From the January 1907 issue of The Christian Science Journal


Words are things, and a small drop of ink,
Falling like dew upon a thought, produces
That which makes thousands, perhaps millions, think.
Byron

Although"Science and Health with Key to the Scriptures" by Mrs. Eddy was first published to the world in 1875, it already has had a history sufficiently determinative to indicate unmistakably its true place in the permanent literature of mankind. Its phenomenal four hundred editions, published in its first thirty-one years, have exposed it in the most intense lime-light of the world's criticism and judgment, and the tests to which it has been subjected by its earnest students have been most extensive and thorough.
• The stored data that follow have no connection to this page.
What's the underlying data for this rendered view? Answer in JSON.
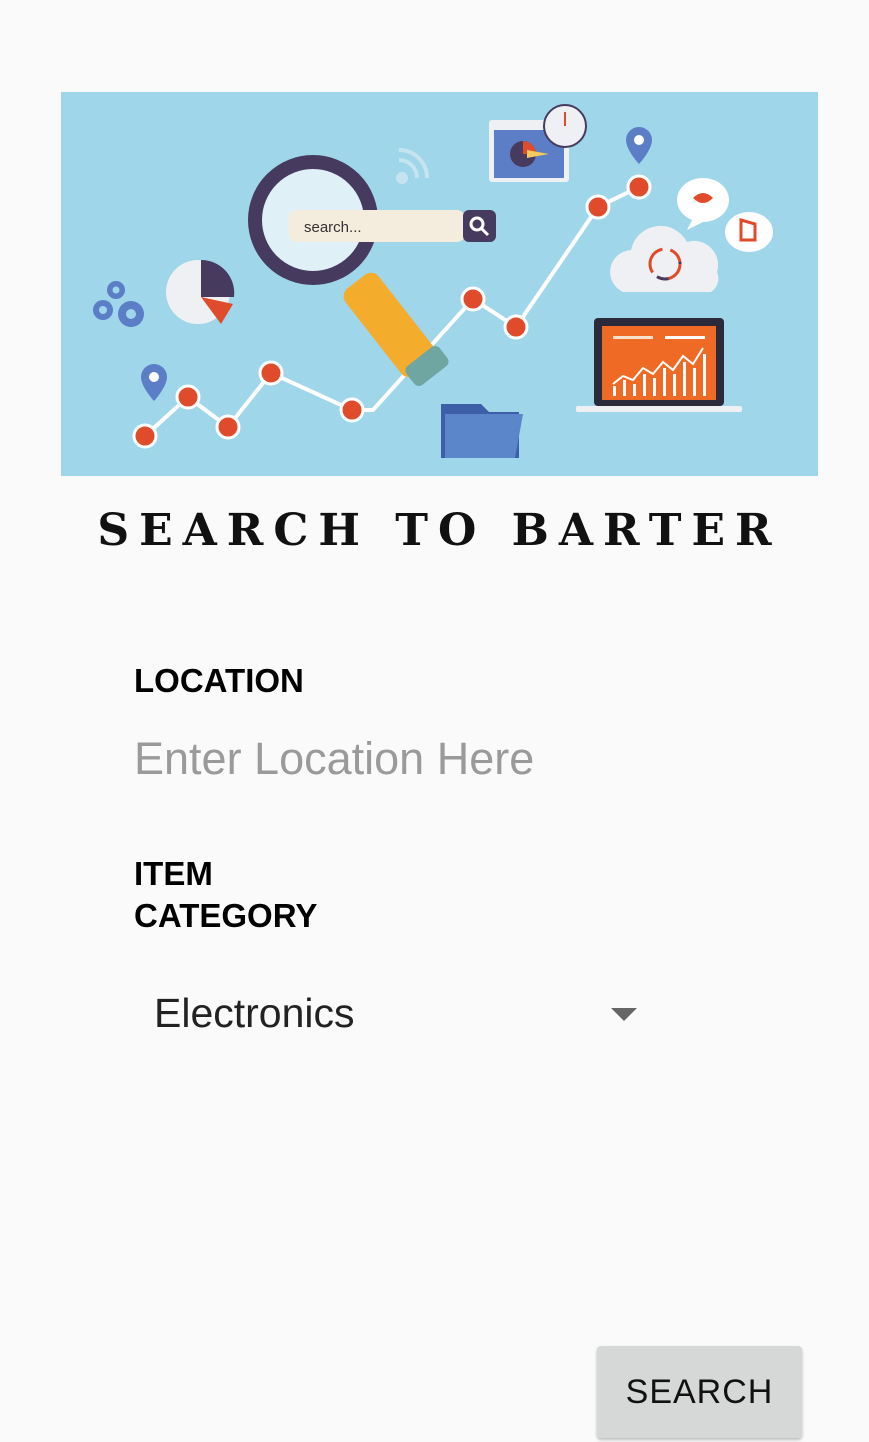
{
  "banner": {
    "search_box_text": "search...",
    "background_color": "#9fd6ea",
    "icons": [
      "magnifier-icon",
      "pie-chart-icon",
      "gear-icon",
      "map-pin-icon",
      "folder-icon",
      "laptop-icon",
      "cloud-sync-icon",
      "chat-bubble-icon",
      "wifi-icon",
      "gauge-icon"
    ]
  },
  "app_title": "SEARCH TO BARTER",
  "form": {
    "location_label": "LOCATION",
    "location_placeholder": "Enter Location Here",
    "location_value": "",
    "category_label": "ITEM\nCATEGORY",
    "category_selected": "Electronics"
  },
  "actions": {
    "search_label": "SEARCH"
  }
}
Because it antagonizes the views of some learned professions, as well as the representatives of certain ecclesiastical dogmas which have been accumulating during something more than sixteen centuries, it has had to pass through the fiercest flames of hostile criticism, and has emerged unscathed and triumphant. It has had to bide a weary period of malice and misrepresentation, but like Daniel from the lions' den, it has been delivered unharmed. It has proven its place as one of the very few wholly good books possessed by men. When a really good book is born a miracle has occurred, and a benefaction given to humanity the value of which is beyond estimate. There are but few really good books in the world, and these must be determined "by their fruits."
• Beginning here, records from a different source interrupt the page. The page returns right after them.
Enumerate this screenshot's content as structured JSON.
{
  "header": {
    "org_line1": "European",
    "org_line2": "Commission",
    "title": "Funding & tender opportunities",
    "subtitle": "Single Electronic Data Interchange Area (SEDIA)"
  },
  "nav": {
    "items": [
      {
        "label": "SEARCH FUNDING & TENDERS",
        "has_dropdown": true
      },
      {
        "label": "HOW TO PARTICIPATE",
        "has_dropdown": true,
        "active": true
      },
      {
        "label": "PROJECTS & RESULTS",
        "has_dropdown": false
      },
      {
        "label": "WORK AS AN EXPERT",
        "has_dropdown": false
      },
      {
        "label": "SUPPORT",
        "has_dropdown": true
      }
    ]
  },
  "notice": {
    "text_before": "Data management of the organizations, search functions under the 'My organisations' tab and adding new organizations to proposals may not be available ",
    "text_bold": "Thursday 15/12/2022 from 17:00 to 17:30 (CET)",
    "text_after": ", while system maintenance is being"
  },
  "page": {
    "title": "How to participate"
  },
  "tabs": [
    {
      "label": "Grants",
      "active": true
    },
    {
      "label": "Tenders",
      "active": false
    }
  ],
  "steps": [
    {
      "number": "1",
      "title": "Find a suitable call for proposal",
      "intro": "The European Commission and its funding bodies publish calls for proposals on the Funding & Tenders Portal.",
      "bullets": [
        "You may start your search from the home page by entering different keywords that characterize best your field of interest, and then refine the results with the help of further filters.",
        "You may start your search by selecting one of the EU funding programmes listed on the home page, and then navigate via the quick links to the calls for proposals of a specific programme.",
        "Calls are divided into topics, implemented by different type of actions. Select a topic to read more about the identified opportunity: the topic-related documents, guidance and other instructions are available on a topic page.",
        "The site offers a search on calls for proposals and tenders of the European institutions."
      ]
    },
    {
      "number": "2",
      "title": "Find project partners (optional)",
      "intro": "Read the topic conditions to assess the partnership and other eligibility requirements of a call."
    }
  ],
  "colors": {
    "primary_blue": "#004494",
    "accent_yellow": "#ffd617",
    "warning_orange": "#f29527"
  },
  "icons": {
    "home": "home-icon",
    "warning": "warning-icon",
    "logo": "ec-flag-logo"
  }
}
Since the publication of Science and Health, a considerable number and variety of books, pamphlets, and periodicals have been published, and are still appearing numerously, which plagiarize and imitate its teachings in part, and which attempt to expound the theme of the metaphysical healing of the sick. It is just to remark that the dynamic incentive of these publications is to be discovered in the teachings of Mrs. Eddy; that too many of them seek to disguise this obligation in various ways which are not praiseworthy; that too many of them seek to compromise with the prejudicate opinions and prejudices of their readers along lines such as that of the unreality of matter: while some of them are grossly and mischievously atheistic and irreligious. It is, however, only the good coin which is counterfeited, and men are sure to discover that it is the good coin only which has any value.